The Joy of Good

March 15, 2021

The Joy of Good

About five years ago, a collector sold several boxes of aged Italian wines to us at the Wine Connection. I bought a few bottles for myself and took most of them home, where they were soon served and enjoyed. However, a couple of those wines got misplaced into a box that ended up in the deepest, darkest corner of the temperature controlled storage at the shop, in a cramped little space that resembles Harry Potter’s bedroom under the stairs. A co-worker discovered them and I was recently reunited my wines.
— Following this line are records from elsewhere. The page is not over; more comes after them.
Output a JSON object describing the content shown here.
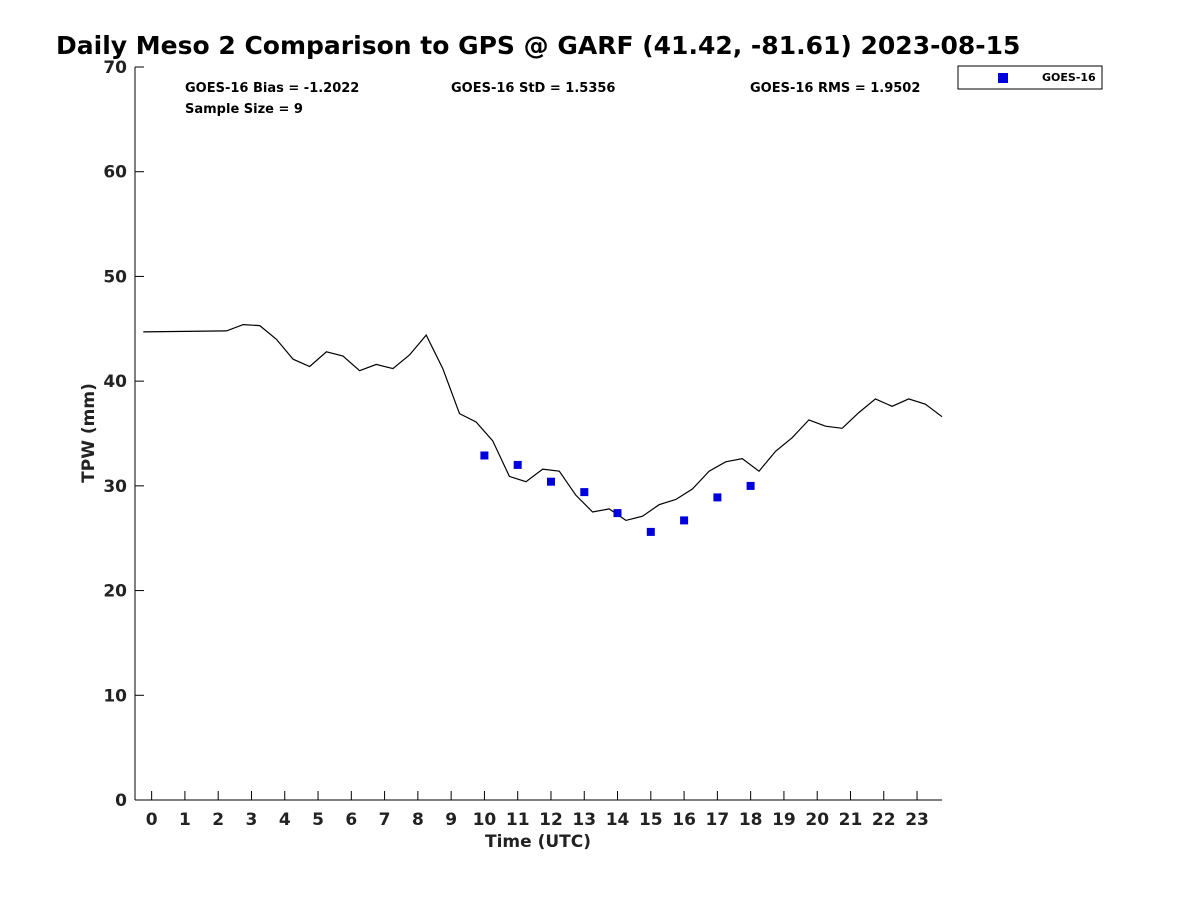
{
  "chart_data": {
    "type": "line",
    "title": "Daily Meso 2 Comparison to GPS @ GARF (41.42, -81.61) 2023-08-15",
    "xlabel": "Time (UTC)",
    "ylabel": "TPW (mm)",
    "xlim": [
      -0.5,
      23.75
    ],
    "ylim": [
      0,
      70
    ],
    "x_ticks": [
      0,
      1,
      2,
      3,
      4,
      5,
      6,
      7,
      8,
      9,
      10,
      11,
      12,
      13,
      14,
      15,
      16,
      17,
      18,
      19,
      20,
      21,
      22,
      23
    ],
    "y_ticks": [
      0,
      10,
      20,
      30,
      40,
      50,
      60,
      70
    ],
    "grid": false,
    "legend_position": "top-right",
    "stats": {
      "bias": "GOES-16 Bias = -1.2022",
      "std": "GOES-16 StD = 1.5356",
      "rms": "GOES-16 RMS = 1.9502",
      "sample_size": "Sample Size = 9"
    },
    "gps_line": {
      "color": "#000000",
      "x": [
        -0.25,
        2.25,
        2.75,
        3.25,
        3.75,
        4.25,
        4.75,
        5.25,
        5.75,
        6.25,
        6.75,
        7.25,
        7.75,
        8.25,
        8.75,
        9.25,
        9.75,
        10.25,
        10.75,
        11.25,
        11.75,
        12.25,
        12.75,
        13.25,
        13.75,
        14.25,
        14.75,
        15.25,
        15.75,
        16.25,
        16.75,
        17.25,
        17.75,
        18.25,
        18.75,
        19.25,
        19.75,
        20.25,
        20.75,
        21.25,
        21.75,
        22.25,
        22.75,
        23.25,
        23.75
      ],
      "y": [
        44.7,
        44.8,
        45.4,
        45.3,
        44.0,
        42.1,
        41.4,
        42.8,
        42.4,
        41.0,
        41.6,
        41.2,
        42.5,
        44.4,
        41.2,
        36.9,
        36.1,
        34.3,
        30.9,
        30.4,
        31.6,
        31.4,
        29.1,
        27.5,
        27.8,
        26.7,
        27.1,
        28.2,
        28.7,
        29.7,
        31.4,
        32.3,
        32.6,
        31.4,
        33.3,
        34.6,
        36.3,
        35.7,
        35.5,
        37.0,
        38.3,
        37.6,
        38.3,
        37.8,
        36.6
      ]
    },
    "series": [
      {
        "name": "GOES-16",
        "color": "#0000dd",
        "marker": "square",
        "x": [
          10,
          11,
          12,
          13,
          14,
          15,
          16,
          17,
          18
        ],
        "y": [
          32.9,
          32.0,
          30.4,
          29.4,
          27.4,
          25.6,
          26.7,
          28.9,
          30.0
        ]
      }
    ]
  }
}
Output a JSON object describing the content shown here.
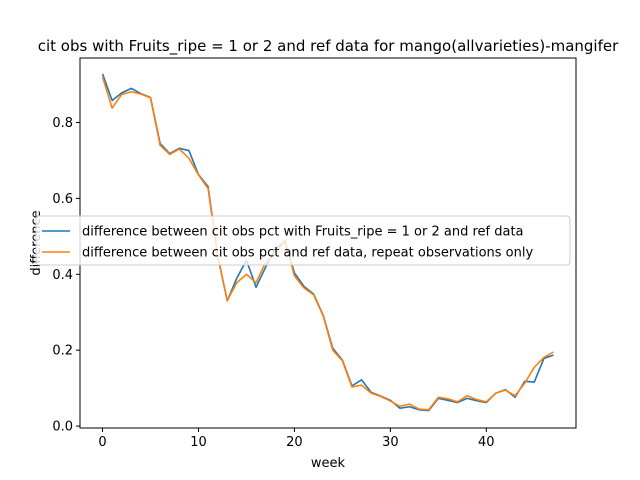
{
  "chart_data": {
    "type": "line",
    "title": "cit obs with Fruits_ripe = 1 or 2 and ref data for mango(allvarieties)-mangifer",
    "xlabel": "week",
    "ylabel": "difference",
    "xlim": [
      -2.35,
      49.35
    ],
    "ylim": [
      -0.005,
      0.97
    ],
    "xticks": [
      0,
      10,
      20,
      30,
      40
    ],
    "yticks": [
      0.0,
      0.2,
      0.4,
      0.6,
      0.8
    ],
    "ytick_labels": [
      "0.0",
      "0.2",
      "0.4",
      "0.6",
      "0.8"
    ],
    "grid": false,
    "legend_position": "center-left",
    "x": [
      0,
      1,
      2,
      3,
      4,
      5,
      6,
      7,
      8,
      9,
      10,
      11,
      12,
      13,
      14,
      15,
      16,
      17,
      18,
      19,
      20,
      21,
      22,
      23,
      24,
      25,
      26,
      27,
      28,
      29,
      30,
      31,
      32,
      33,
      34,
      35,
      36,
      37,
      38,
      39,
      40,
      41,
      42,
      43,
      44,
      45,
      46,
      47
    ],
    "series": [
      {
        "name": "difference between cit obs pct with Fruits_ripe = 1 or 2 and ref data",
        "color": "#1f77b4",
        "values": [
          0.928,
          0.858,
          0.878,
          0.89,
          0.876,
          0.866,
          0.745,
          0.718,
          0.732,
          0.726,
          0.663,
          0.631,
          0.45,
          0.33,
          0.39,
          0.437,
          0.366,
          0.419,
          0.467,
          0.486,
          0.404,
          0.368,
          0.348,
          0.292,
          0.205,
          0.174,
          0.106,
          0.122,
          0.089,
          0.079,
          0.068,
          0.047,
          0.051,
          0.043,
          0.041,
          0.073,
          0.068,
          0.062,
          0.073,
          0.067,
          0.062,
          0.087,
          0.096,
          0.076,
          0.118,
          0.116,
          0.178,
          0.187
        ]
      },
      {
        "name": "difference between cit obs pct and ref data, repeat observations only",
        "color": "#ff7f0e",
        "values": [
          0.92,
          0.838,
          0.874,
          0.881,
          0.875,
          0.865,
          0.74,
          0.716,
          0.73,
          0.706,
          0.662,
          0.626,
          0.447,
          0.331,
          0.378,
          0.4,
          0.378,
          0.432,
          0.452,
          0.49,
          0.396,
          0.364,
          0.346,
          0.29,
          0.2,
          0.172,
          0.103,
          0.108,
          0.087,
          0.078,
          0.066,
          0.052,
          0.058,
          0.045,
          0.043,
          0.076,
          0.072,
          0.064,
          0.08,
          0.07,
          0.064,
          0.087,
          0.095,
          0.08,
          0.113,
          0.155,
          0.181,
          0.195
        ]
      }
    ]
  }
}
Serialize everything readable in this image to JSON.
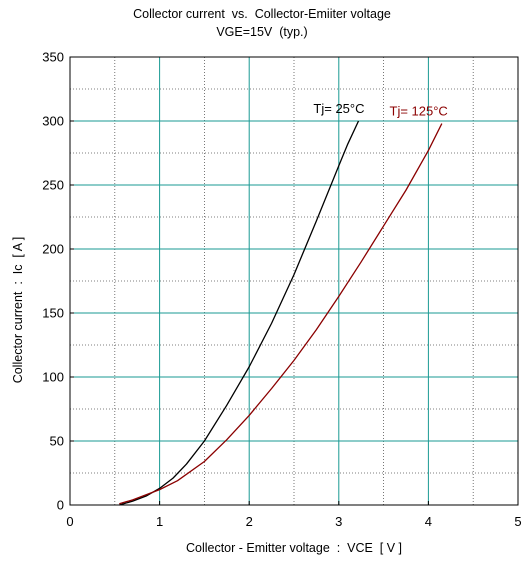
{
  "chart_data": {
    "type": "line",
    "title": "Collector current  vs.  Collector-Emiiter voltage",
    "subtitle": "VGE=15V  (typ.)",
    "xlabel": "Collector - Emitter voltage  :  VCE  [ V ]",
    "ylabel": "Collector current  :  Ic  [ A ]",
    "xlim": [
      0,
      5
    ],
    "ylim": [
      0,
      350
    ],
    "x_ticks": [
      "0",
      "1",
      "2",
      "3",
      "4",
      "5"
    ],
    "y_ticks": [
      "0",
      "50",
      "100",
      "150",
      "200",
      "250",
      "300",
      "350"
    ],
    "grid": "on",
    "series": [
      {
        "name": "Tj= 25°C",
        "color": "#000000",
        "x": [
          0.55,
          0.7,
          0.85,
          1.0,
          1.15,
          1.3,
          1.5,
          1.75,
          2.0,
          2.25,
          2.5,
          2.75,
          3.0,
          3.1,
          3.22
        ],
        "y": [
          0,
          3,
          7,
          13,
          21,
          32,
          50,
          78,
          108,
          142,
          180,
          222,
          265,
          282,
          300
        ]
      },
      {
        "name": "Tj= 125°C",
        "color": "#8b0000",
        "x": [
          0.55,
          0.7,
          0.85,
          1.0,
          1.2,
          1.5,
          1.75,
          2.0,
          2.25,
          2.5,
          2.75,
          3.0,
          3.25,
          3.5,
          3.75,
          4.0,
          4.15
        ],
        "y": [
          1,
          4,
          8,
          12,
          19,
          34,
          51,
          70,
          91,
          113,
          137,
          163,
          190,
          218,
          246,
          277,
          298
        ]
      }
    ]
  }
}
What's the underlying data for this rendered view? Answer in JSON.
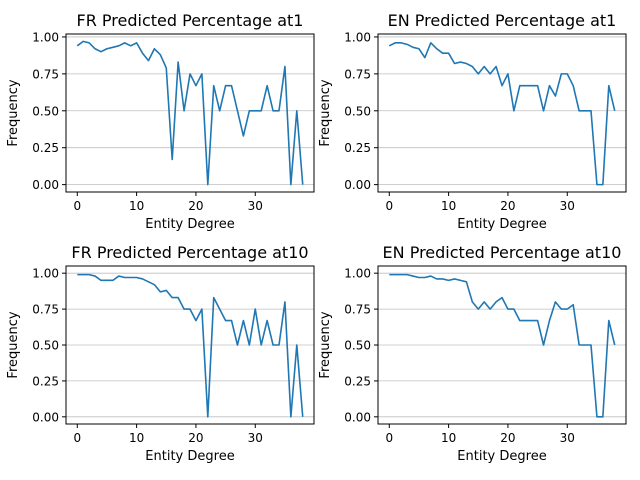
{
  "chart_data": [
    {
      "type": "line",
      "title": "FR Predicted Percentage at1",
      "xlabel": "Entity Degree",
      "ylabel": "Frequency",
      "xlim": [
        -1.9,
        39.9
      ],
      "ylim": [
        -0.05,
        1.02
      ],
      "xticks": [
        0,
        10,
        20,
        30
      ],
      "yticks": [
        0.0,
        0.25,
        0.5,
        0.75,
        1.0
      ],
      "ytick_labels": [
        "0.00",
        "0.25",
        "0.50",
        "0.75",
        "1.00"
      ],
      "grid": "y",
      "color": "#1f77b4",
      "x": [
        0,
        1,
        2,
        3,
        4,
        5,
        6,
        7,
        8,
        9,
        10,
        11,
        12,
        13,
        14,
        15,
        16,
        17,
        18,
        19,
        20,
        21,
        22,
        23,
        24,
        25,
        26,
        27,
        28,
        29,
        30,
        31,
        32,
        33,
        34,
        35,
        36,
        37,
        38
      ],
      "y": [
        0.94,
        0.97,
        0.96,
        0.92,
        0.9,
        0.92,
        0.93,
        0.94,
        0.96,
        0.94,
        0.96,
        0.89,
        0.84,
        0.92,
        0.88,
        0.79,
        0.17,
        0.83,
        0.5,
        0.75,
        0.67,
        0.75,
        0.0,
        0.67,
        0.5,
        0.67,
        0.67,
        0.5,
        0.33,
        0.5,
        0.5,
        0.5,
        0.67,
        0.5,
        0.5,
        0.8,
        0.0,
        0.5,
        0.0
      ]
    },
    {
      "type": "line",
      "title": "EN Predicted Percentage at1",
      "xlabel": "Entity Degree",
      "ylabel": "Frequency",
      "xlim": [
        -1.9,
        39.9
      ],
      "ylim": [
        -0.05,
        1.02
      ],
      "xticks": [
        0,
        10,
        20,
        30
      ],
      "yticks": [
        0.0,
        0.25,
        0.5,
        0.75,
        1.0
      ],
      "ytick_labels": [
        "0.00",
        "0.25",
        "0.50",
        "0.75",
        "1.00"
      ],
      "grid": "y",
      "color": "#1f77b4",
      "x": [
        0,
        1,
        2,
        3,
        4,
        5,
        6,
        7,
        8,
        9,
        10,
        11,
        12,
        13,
        14,
        15,
        16,
        17,
        18,
        19,
        20,
        21,
        22,
        23,
        24,
        25,
        26,
        27,
        28,
        29,
        30,
        31,
        32,
        33,
        34,
        35,
        36,
        37,
        38
      ],
      "y": [
        0.94,
        0.96,
        0.96,
        0.95,
        0.93,
        0.92,
        0.86,
        0.96,
        0.92,
        0.89,
        0.89,
        0.82,
        0.83,
        0.82,
        0.8,
        0.75,
        0.8,
        0.75,
        0.8,
        0.67,
        0.75,
        0.5,
        0.67,
        0.67,
        0.67,
        0.67,
        0.5,
        0.67,
        0.6,
        0.75,
        0.75,
        0.67,
        0.5,
        0.5,
        0.5,
        0.0,
        0.0,
        0.67,
        0.5
      ]
    },
    {
      "type": "line",
      "title": "FR Predicted Percentage at10",
      "xlabel": "Entity Degree",
      "ylabel": "Frequency",
      "xlim": [
        -1.9,
        39.9
      ],
      "ylim": [
        -0.05,
        1.05
      ],
      "xticks": [
        0,
        10,
        20,
        30
      ],
      "yticks": [
        0.0,
        0.25,
        0.5,
        0.75,
        1.0
      ],
      "ytick_labels": [
        "0.00",
        "0.25",
        "0.50",
        "0.75",
        "1.00"
      ],
      "grid": "y",
      "color": "#1f77b4",
      "x": [
        0,
        1,
        2,
        3,
        4,
        5,
        6,
        7,
        8,
        9,
        10,
        11,
        12,
        13,
        14,
        15,
        16,
        17,
        18,
        19,
        20,
        21,
        22,
        23,
        24,
        25,
        26,
        27,
        28,
        29,
        30,
        31,
        32,
        33,
        34,
        35,
        36,
        37,
        38
      ],
      "y": [
        0.99,
        0.99,
        0.99,
        0.98,
        0.95,
        0.95,
        0.95,
        0.98,
        0.97,
        0.97,
        0.97,
        0.96,
        0.94,
        0.92,
        0.87,
        0.88,
        0.83,
        0.83,
        0.75,
        0.75,
        0.67,
        0.75,
        0.0,
        0.83,
        0.75,
        0.67,
        0.67,
        0.5,
        0.67,
        0.5,
        0.75,
        0.5,
        0.67,
        0.5,
        0.5,
        0.8,
        0.0,
        0.5,
        0.0
      ]
    },
    {
      "type": "line",
      "title": "EN Predicted Percentage at10",
      "xlabel": "Entity Degree",
      "ylabel": "Frequency",
      "xlim": [
        -1.9,
        39.9
      ],
      "ylim": [
        -0.05,
        1.05
      ],
      "xticks": [
        0,
        10,
        20,
        30
      ],
      "yticks": [
        0.0,
        0.25,
        0.5,
        0.75,
        1.0
      ],
      "ytick_labels": [
        "0.00",
        "0.25",
        "0.50",
        "0.75",
        "1.00"
      ],
      "grid": "y",
      "color": "#1f77b4",
      "x": [
        0,
        1,
        2,
        3,
        4,
        5,
        6,
        7,
        8,
        9,
        10,
        11,
        12,
        13,
        14,
        15,
        16,
        17,
        18,
        19,
        20,
        21,
        22,
        23,
        24,
        25,
        26,
        27,
        28,
        29,
        30,
        31,
        32,
        33,
        34,
        35,
        36,
        37,
        38
      ],
      "y": [
        0.99,
        0.99,
        0.99,
        0.99,
        0.98,
        0.97,
        0.97,
        0.98,
        0.96,
        0.96,
        0.95,
        0.96,
        0.95,
        0.94,
        0.8,
        0.75,
        0.8,
        0.75,
        0.8,
        0.83,
        0.75,
        0.75,
        0.67,
        0.67,
        0.67,
        0.67,
        0.5,
        0.67,
        0.8,
        0.75,
        0.75,
        0.78,
        0.5,
        0.5,
        0.5,
        0.0,
        0.0,
        0.67,
        0.5
      ]
    }
  ]
}
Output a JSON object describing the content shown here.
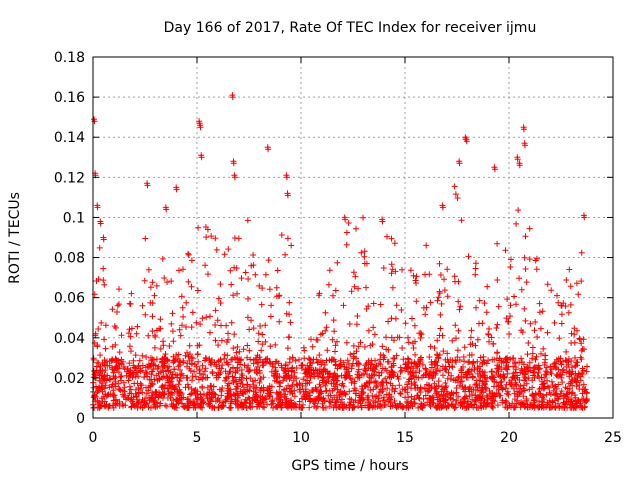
{
  "chart_data": {
    "type": "scatter",
    "title": "Day 166 of 2017, Rate Of TEC Index for receiver ijmu",
    "xlabel": "GPS time / hours",
    "ylabel": "ROTI / TECUs",
    "xlim": [
      0,
      25
    ],
    "ylim": [
      0,
      0.18
    ],
    "x_ticks": [
      0,
      5,
      10,
      15,
      20,
      25
    ],
    "x_tick_labels": [
      "0",
      "5",
      "10",
      "15",
      "20",
      "25"
    ],
    "y_ticks": [
      0,
      0.02,
      0.04,
      0.06,
      0.08,
      0.1,
      0.12,
      0.14,
      0.16,
      0.18
    ],
    "y_tick_labels": [
      "0",
      "0.02",
      "0.04",
      "0.06",
      "0.08",
      "0.1",
      "0.12",
      "0.14",
      "0.16",
      "0.18"
    ],
    "grid": true,
    "marker": "plus",
    "color": "#ff0000",
    "series": [
      {
        "name": "ROTI",
        "x_range": [
          0,
          23.75
        ],
        "dense_band": [
          0.005,
          0.03
        ],
        "approx_points": 2800,
        "notable_points": [
          {
            "x": 0.05,
            "y": 0.149
          },
          {
            "x": 0.1,
            "y": 0.122
          },
          {
            "x": 0.2,
            "y": 0.106
          },
          {
            "x": 0.35,
            "y": 0.098
          },
          {
            "x": 0.5,
            "y": 0.09
          },
          {
            "x": 2.6,
            "y": 0.117
          },
          {
            "x": 3.5,
            "y": 0.105
          },
          {
            "x": 4.0,
            "y": 0.115
          },
          {
            "x": 5.1,
            "y": 0.148
          },
          {
            "x": 5.15,
            "y": 0.146
          },
          {
            "x": 5.2,
            "y": 0.131
          },
          {
            "x": 6.7,
            "y": 0.161
          },
          {
            "x": 6.75,
            "y": 0.128
          },
          {
            "x": 6.8,
            "y": 0.121
          },
          {
            "x": 8.4,
            "y": 0.135
          },
          {
            "x": 9.3,
            "y": 0.121
          },
          {
            "x": 9.35,
            "y": 0.112
          },
          {
            "x": 12.1,
            "y": 0.1
          },
          {
            "x": 13.9,
            "y": 0.099
          },
          {
            "x": 16.8,
            "y": 0.106
          },
          {
            "x": 17.6,
            "y": 0.128
          },
          {
            "x": 17.9,
            "y": 0.14
          },
          {
            "x": 17.95,
            "y": 0.139
          },
          {
            "x": 19.3,
            "y": 0.125
          },
          {
            "x": 20.4,
            "y": 0.13
          },
          {
            "x": 20.5,
            "y": 0.127
          },
          {
            "x": 20.7,
            "y": 0.145
          },
          {
            "x": 20.75,
            "y": 0.137
          },
          {
            "x": 23.6,
            "y": 0.101
          }
        ],
        "bursts": [
          {
            "x": 0.0,
            "peak": 0.09
          },
          {
            "x": 0.4,
            "peak": 0.1
          },
          {
            "x": 1.2,
            "peak": 0.065
          },
          {
            "x": 2.0,
            "peak": 0.065
          },
          {
            "x": 2.6,
            "peak": 0.095
          },
          {
            "x": 3.1,
            "peak": 0.07
          },
          {
            "x": 3.6,
            "peak": 0.09
          },
          {
            "x": 4.1,
            "peak": 0.09
          },
          {
            "x": 4.6,
            "peak": 0.085
          },
          {
            "x": 5.2,
            "peak": 0.1
          },
          {
            "x": 5.8,
            "peak": 0.095
          },
          {
            "x": 6.4,
            "peak": 0.085
          },
          {
            "x": 7.0,
            "peak": 0.09
          },
          {
            "x": 7.6,
            "peak": 0.1
          },
          {
            "x": 8.1,
            "peak": 0.08
          },
          {
            "x": 8.7,
            "peak": 0.085
          },
          {
            "x": 9.3,
            "peak": 0.1
          },
          {
            "x": 10.4,
            "peak": 0.05
          },
          {
            "x": 11.0,
            "peak": 0.065
          },
          {
            "x": 11.5,
            "peak": 0.08
          },
          {
            "x": 12.3,
            "peak": 0.1
          },
          {
            "x": 12.8,
            "peak": 0.1
          },
          {
            "x": 13.3,
            "peak": 0.08
          },
          {
            "x": 14.1,
            "peak": 0.095
          },
          {
            "x": 14.6,
            "peak": 0.09
          },
          {
            "x": 15.3,
            "peak": 0.075
          },
          {
            "x": 15.8,
            "peak": 0.09
          },
          {
            "x": 16.4,
            "peak": 0.075
          },
          {
            "x": 16.9,
            "peak": 0.08
          },
          {
            "x": 17.6,
            "peak": 0.12
          },
          {
            "x": 18.3,
            "peak": 0.095
          },
          {
            "x": 18.8,
            "peak": 0.07
          },
          {
            "x": 19.4,
            "peak": 0.1
          },
          {
            "x": 20.0,
            "peak": 0.09
          },
          {
            "x": 20.6,
            "peak": 0.11
          },
          {
            "x": 21.1,
            "peak": 0.095
          },
          {
            "x": 21.6,
            "peak": 0.08
          },
          {
            "x": 22.3,
            "peak": 0.07
          },
          {
            "x": 22.8,
            "peak": 0.085
          },
          {
            "x": 23.4,
            "peak": 0.085
          }
        ]
      }
    ]
  }
}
One of these was the now 12-year-old 2008 Boroli Barolo.

 

Boroli is not one of long established older producers, but since their founding in the mid-nineties they have purchased significant parcels in four excellent historic vineyards or “Crus”. As soon as I got it home, I checked out Boroli’s website, which contained detailed notes on all of their wines. Their vintage assessment for 2008 was “Good”.

 

With plenty of wine to sell, self-criticism has never been the strong suit of the wine trade. Rather like the cup size inflation practiced by Starbucks, winery assessments of their vintages generally start at “Good”, moving up to “Very Good” or “Excellent”, perhaps “Classic” or even, if greed and enthusiasm get completely out of hand, “Vintage of the Century”! And what of disastrous vintages? The Bordeaux wine trade coined my favorite term for this, calling such “a useful vintage”. Useful here meaning “stuff we still have to sell”.

 

Putting aside such “useful” years, what are we to make of “Good”? Challenging conditions are those where winemaking skill and experience really count and the diligent winemaker is rewarded with success under the same conditions in which others are disappointed. In top vintages, any one can pick winners, but to the savvy wine lover, the modest assessment of “Good” signifies that overall results were uneven and that careful picking and choosing is called for.

 

Case in point, the 2008 vintage in Northern Italy’s Piedmont region, home to one of the country’s most sought after red wines, Barolo. A cool, wet spring led to mold problems, such as downy mildew and odium. Then in August, strong winds and hail ravaged the crops in some prized vineyards, while sparing others. Warmer harvest conditions in September ripened the surviving grapes, but very careful picking was needed to select only the healthy fruit.

 

When the 2008’s were released, four years later, most reviewers commented on the strong, often astringent tannins in many of the high-end single vineyard wines. Patience in the cellar was going to be needed and several noted pundits recommended selecting from the basic entry-level wines, those made by blending multiple vineyards and sold at more modest prices.

 

Top critic of Italian wines, Antonio Galloni, praised this wine in 2012, observing that hail had forced them to blend the best of their fruit into a single wine.

 

“For that effort, Boroli has been rewarded with a gorgeous wine endowed with serious weight. Licorice, tobacco, smoke and camphor are some of the notes that are layered into this expressive, nuanced Barolo. Intense layers of flavor build to a rich, powerful finish. Drink 2013 - 2023.”

 

Several nights ago my wife and I opened our bottle. Like Galloni’s review, the wine was indeed rich and powerful, with a big mouthfeel and plenty of dark blackberry fruit. It also showed the complex aromas and flavors that are the result of bottle aging. The passing years had resolved and smoothed the tannins and added nuances of dates, leather and a balsamic character that was a lovely match for the rack of lamb that we had prepared. With more airtime, the wine developed and continued to change, seemingly with each new sip, finally showing what my friend Dore calls “hemoglobin”, a savory blood-like character that may sound weird but tastes terrific!

 

The overall impression left by the wine was of a quality that far exceeded the modest price that I paid some years ago. The fact that I had forgotten that I even owned it made it seem almost like it had been gifted to me! The vintage may have been merely “Good”, but the wine went way beyond good, it may even have been this week’s Wine of the Century!